Optical characterization of InGaN/GaN multiple quantum well structures grown by metalorganic chemical vapor deposition

Abstract

Optical and crystal properties of InGaN/GaN multiple quantum well (MQW) structures grown by metalorganic chemical vapor deposition (MOCVD) were characterized using room-temperature photoluminescence (PL) and high-resolution Xray diffraction (HRXRD), respectively. The near bandgap excitonic peak decreased from 2.77 eV to 2.68 eV while there was a 10 Å increase in the well thickness, probably caused by variations of quantized energy levels. In addition, higher growth temperature of MQW structures had a small influence on the pair thickness, but the emission wavelength showed a blueshift attributed to the decrease in average of indium mole fraction. However, the near bandgap excitonic peak remained constant for the thicker quantum barriers. For the PL emission intensity of InGaN/GaN MQW structures, it was enhanced with a thinner quantum well width and a thicker quantum barrier, which could be resulted from the improvement of optical confinement in the quantum well.

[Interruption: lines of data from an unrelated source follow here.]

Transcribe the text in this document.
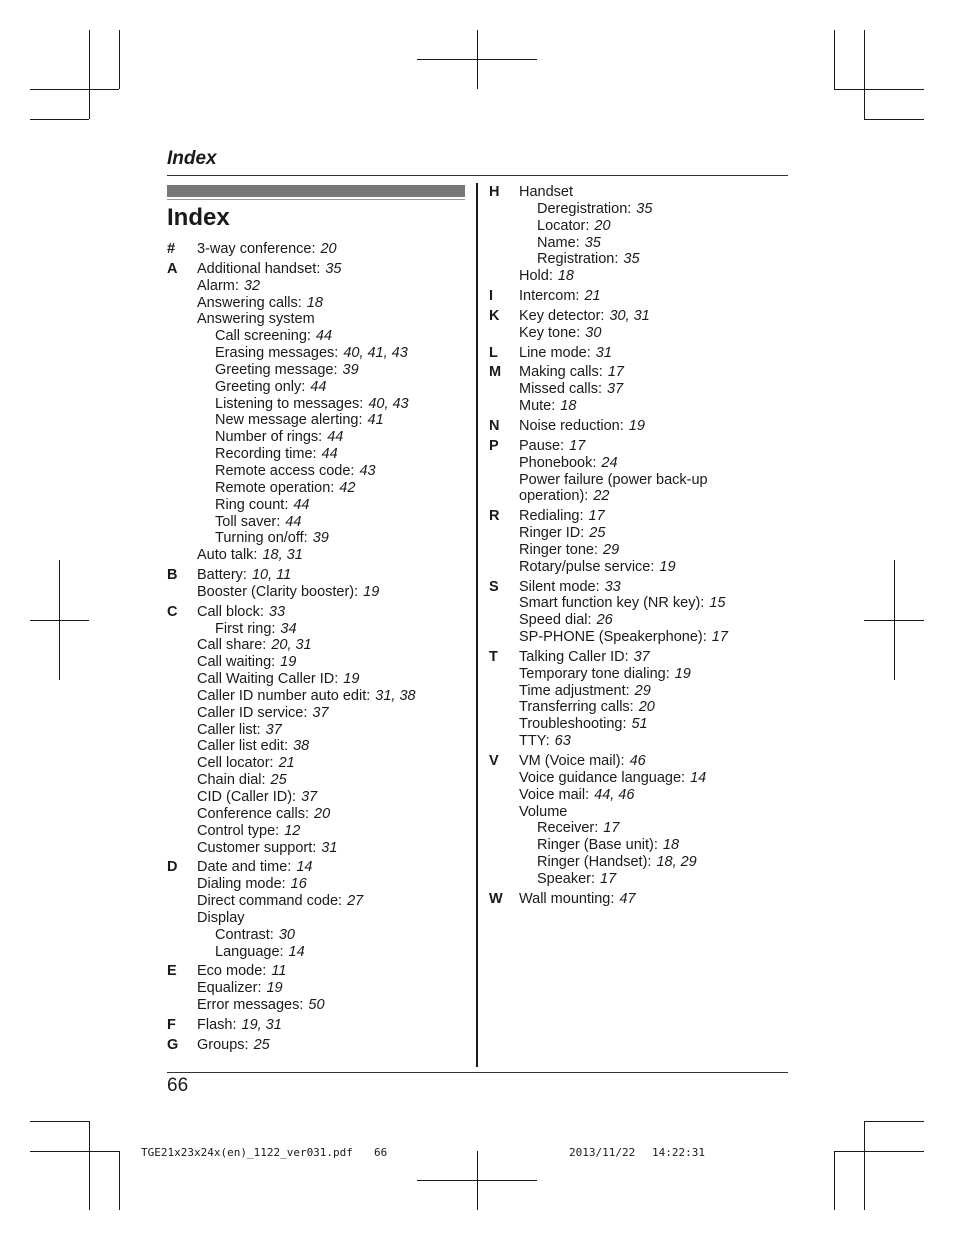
Index
Index
# 3-way conference: 20
A Additional handset: 35
Alarm: 32
Answering calls: 18
Answering system
Call screening: 44
Erasing messages: 40, 41, 43
Greeting message: 39
Greeting only: 44
Listening to messages: 40, 43
New message alerting: 41
Number of rings: 44
Recording time: 44
Remote access code: 43
Remote operation: 42
Ring count: 44
Toll saver: 44
Turning on/off: 39
Auto talk: 18, 31
B Battery: 10, 11
Booster (Clarity booster): 19
C Call block: 33
First ring: 34
Call share: 20, 31
Call waiting: 19
Call Waiting Caller ID: 19
Caller ID number auto edit: 31, 38
Caller ID service: 37
Caller list: 37
Caller list edit: 38
Cell locator: 21
Chain dial: 25
CID (Caller ID): 37
Conference calls: 20
Control type: 12
Customer support: 31
D Date and time: 14
Dialing mode: 16
Direct command code: 27
Display
Contrast: 30
Language: 14
E Eco mode: 11
Equalizer: 19
Error messages: 50
F Flash: 19, 31
G Groups: 25
H Handset
Deregistration: 35
Locator: 20
Name: 35
Registration: 35
Hold: 18
I Intercom: 21
K Key detector: 30, 31
Key tone: 30
L Line mode: 31
M Making calls: 17
Missed calls: 37
Mute: 18
N Noise reduction: 19
P Pause: 17
Phonebook: 24
Power failure (power back-up
operation): 22
R Redialing: 17
Ringer ID: 25
Ringer tone: 29
Rotary/pulse service: 19
S Silent mode: 33
Smart function key (NR key): 15
Speed dial: 26
SP-PHONE (Speakerphone): 17
T Talking Caller ID: 37
Temporary tone dialing: 19
Time adjustment: 29
Transferring calls: 20
Troubleshooting: 51
TTY: 63
V VM (Voice mail): 46
Voice guidance language: 14
Voice mail: 44, 46
Volume
Receiver: 17
Ringer (Base unit): 18
Ringer (Handset): 18, 29
Speaker: 17
W Wall mounting: 47
66
TGE21x23x24x(en)_1122_ver031.pdf 66	2013/11/22 14:22:31
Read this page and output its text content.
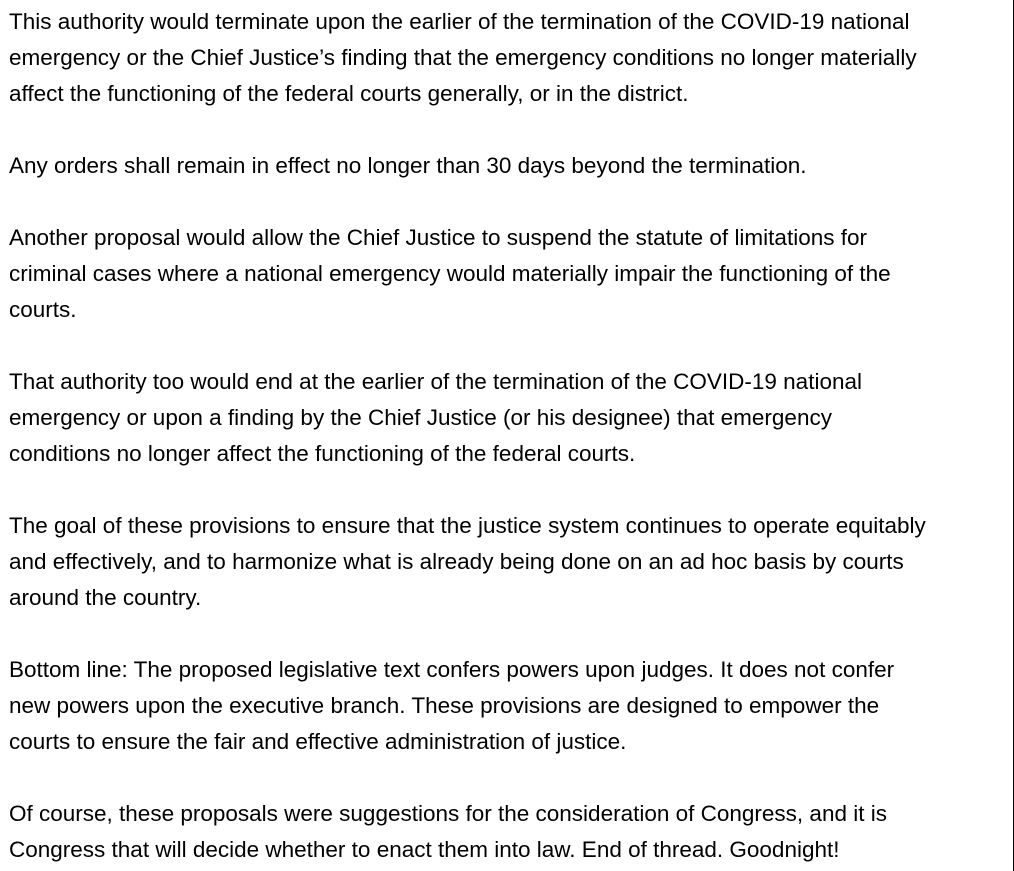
This authority would terminate upon the earlier of the termination of the COVID-19 national
emergency or the Chief Justice’s finding that the emergency conditions no longer materially
affect the functioning of the federal courts generally, or in the district.

Any orders shall remain in effect no longer than 30 days beyond the termination.

Another proposal would allow the Chief Justice to suspend the statute of limitations for
criminal cases where a national emergency would materially impair the functioning of the
courts.

That authority too would end at the earlier of the termination of the COVID-19 national
emergency or upon a finding by the Chief Justice (or his designee) that emergency
conditions no longer affect the functioning of the federal courts.

The goal of these provisions to ensure that the justice system continues to operate equitably
and effectively, and to harmonize what is already being done on an ad hoc basis by courts
around the country.

Bottom line: The proposed legislative text confers powers upon judges. It does not confer
new powers upon the executive branch. These provisions are designed to empower the
courts to ensure the fair and effective administration of justice.

Of course, these proposals were suggestions for the consideration of Congress, and it is
Congress that will decide whether to enact them into law. End of thread. Goodnight!
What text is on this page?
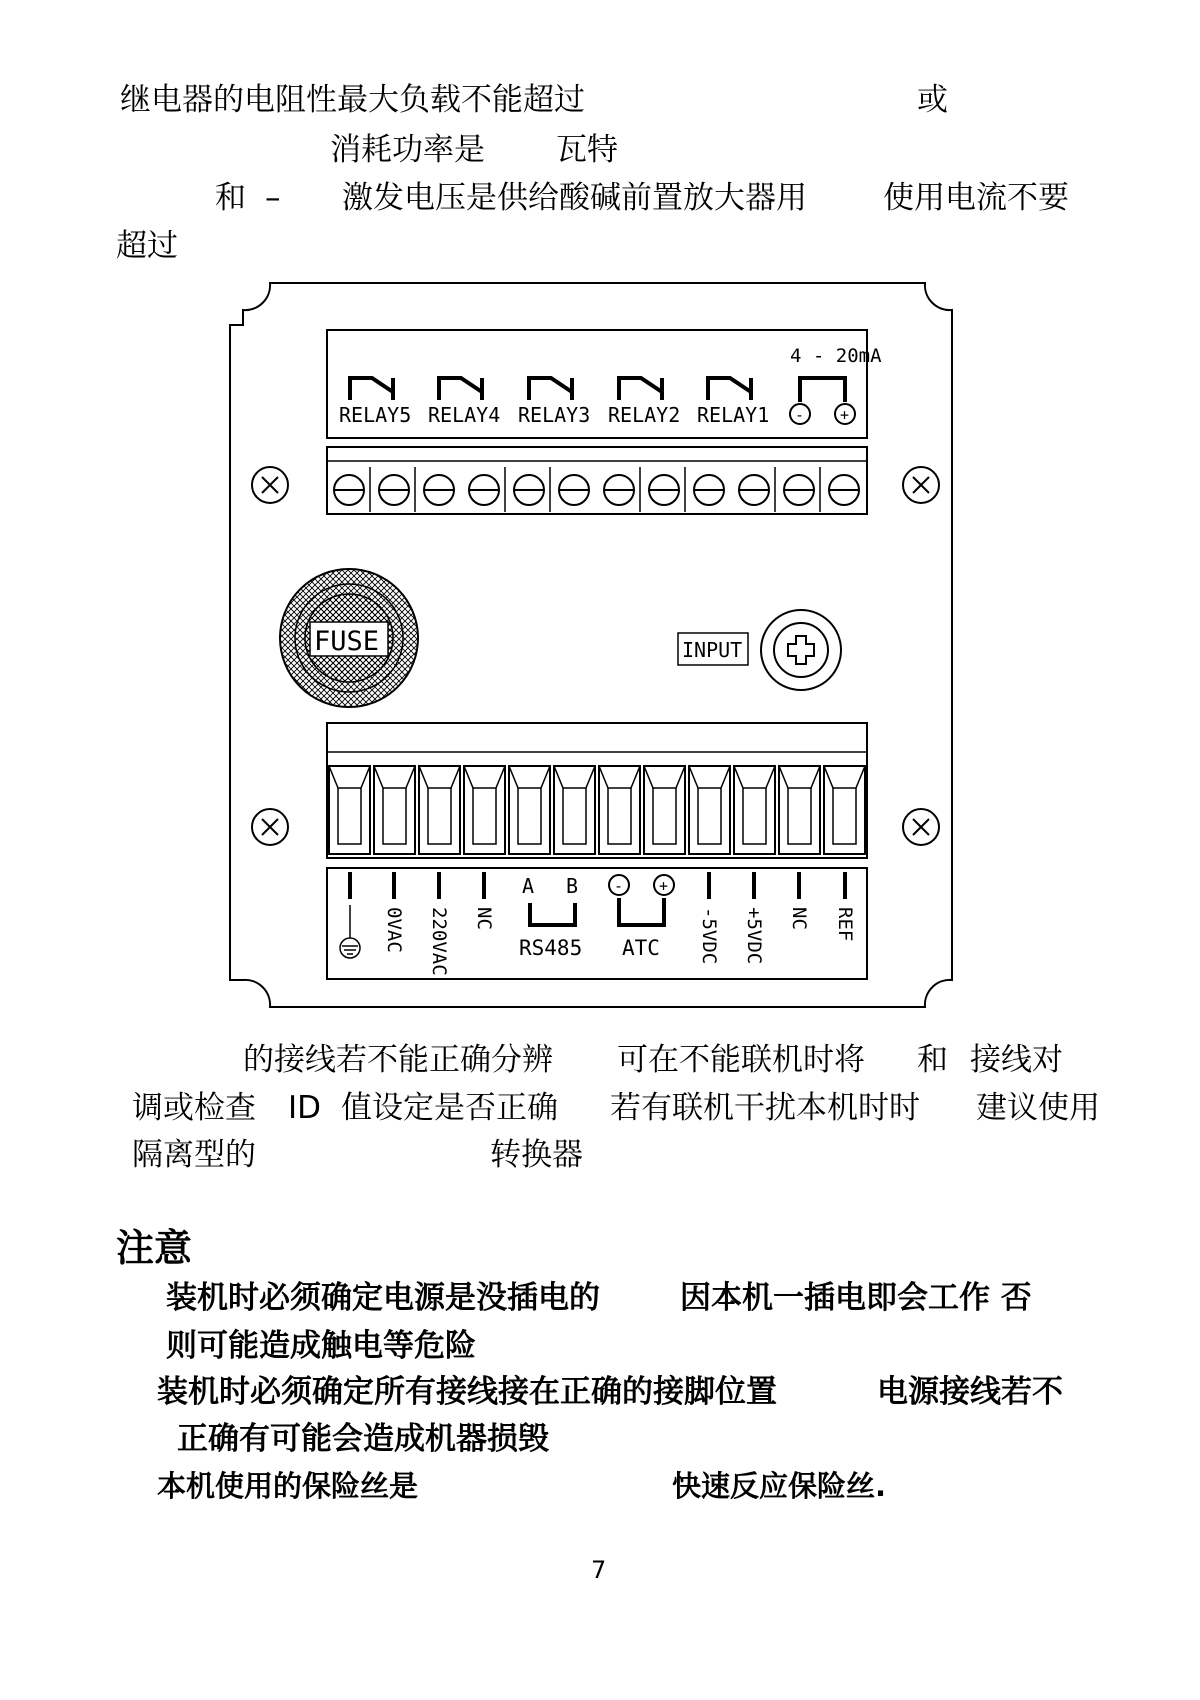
继电器的电阻性最大负载不能超过	或
消耗功率是 瓦特
和 – 激发电压是供给酸碱前置放大器用 使用电流不要
超过
4 - 20mA
RELAY5 RELAY4 RELAY3 RELAY2 RELAY1 - +
FUSE	INPUT
0VAC 220VAC NC	-5VDC +5VDC NC REF
A B
RS485
- +
ATC
的接线若不能正确分辨 可在不能联机时将 和 接线对
调或检查 ID 值设定是否正确 若有联机干扰本机时时 建议使用
隔离型的	转换器
注意
装机时必须确定电源是没插电的	因本机一插电即会工作 否
则可能造成触电等危险
装机时必须确定所有接线接在正确的接脚位置	电源接线若不
正确有可能会造成机器损毁
本机使用的保险丝是	快速反应保险丝.
7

Moreover, by using the higher growth temperature, enhanced PL intensity was achieved due to the improvement of structure quality for the InGaN/GaN heterostructure. Therefore, these results suggest that the emission wavelength and intensity of the InGaN/GaN MQW-based optical device could be modulated by designing thicknesses of quantum wells as well as growth temperatures of MQW structures.